You’ll find lots of great advice online for achieving financial freedom but the one piece of advice I find conspicuously absent is any mention of the basic difference between financial freedom and financial slavery, which is: the ability to live within our means.

We are financially free when we are comfortably able to live within our means no matter how humble or luxurious our circumstances.

We become financial slaves when we live beyond our means and thus put ourselves into financial bondage to a creditor or creditors.

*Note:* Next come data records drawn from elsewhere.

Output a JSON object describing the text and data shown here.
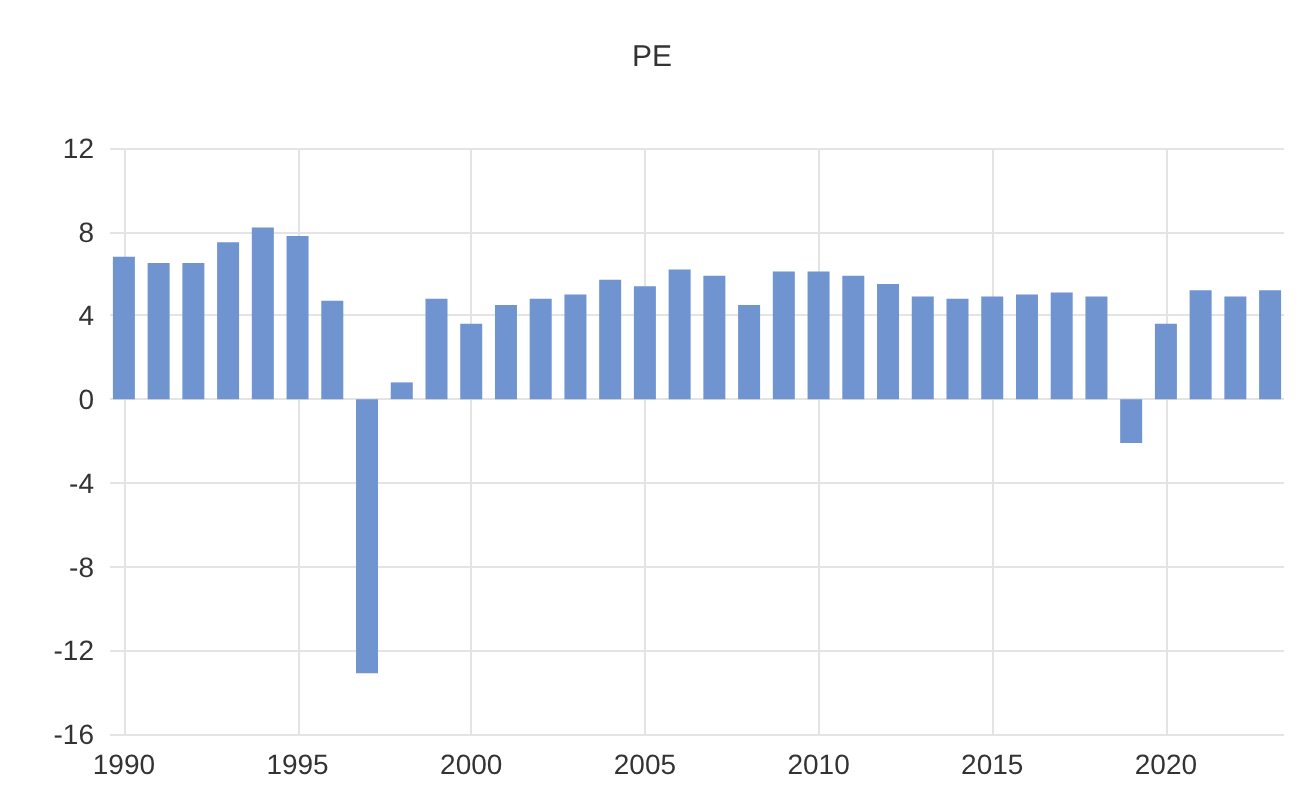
{
  "chart_data": {
    "type": "bar",
    "title": "PE",
    "x": [
      1990,
      1991,
      1992,
      1993,
      1994,
      1995,
      1996,
      1997,
      1998,
      1999,
      2000,
      2001,
      2002,
      2003,
      2004,
      2005,
      2006,
      2007,
      2008,
      2009,
      2010,
      2011,
      2012,
      2013,
      2014,
      2015,
      2016,
      2017,
      2018,
      2019,
      2020,
      2021,
      2022,
      2023
    ],
    "values": [
      6.8,
      6.5,
      6.5,
      7.5,
      8.2,
      7.8,
      4.7,
      -13.1,
      0.8,
      4.8,
      3.6,
      4.5,
      4.8,
      5.0,
      5.7,
      5.4,
      6.2,
      5.9,
      4.5,
      6.1,
      6.1,
      5.9,
      5.5,
      4.9,
      4.8,
      4.9,
      5.0,
      5.1,
      4.9,
      -2.1,
      3.6,
      5.2,
      4.9,
      5.2
    ],
    "color": "#7094d0",
    "xlim": [
      1989.6,
      2023.4
    ],
    "xticks": [
      1990,
      1995,
      2000,
      2005,
      2010,
      2015,
      2020
    ],
    "ylim": [
      -16,
      12
    ],
    "yticks": [
      -16,
      -12,
      -8,
      -4,
      0,
      4,
      8,
      12
    ],
    "grid": true
  }
}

So what exactly is “our means?” It is what we have readily available to cover fixed expenses after we:

  • Give 10% of our regular income back to our church or to charity to help those less fortunate, and…
  • Put 40% of our regular income into short and long-term savings for retirement and for irregular expenses such as vacations, repairs, appliances, entertainment, gifts, etc..

The remaining 50% of our regular income (our “means”) is what we budget for fixed expenses such as food, clothing, essential household expenses (including mortgage and car payments if applicable), insurance, utility bills, and taxes.

So where does conventional consumer debt, revolving credit, or the use of credit cards to buy “things” fit into this picture?

It DOESN’T–unless the payments can be made from money already saved or can be made from the 50% of regular income we budget for fixed expenses.

How does it feel to be financially free? Being a former financial slave myself, I can tell you. It feels GREAT!!!!!!!

Sending you LOVE from the Lighthouse!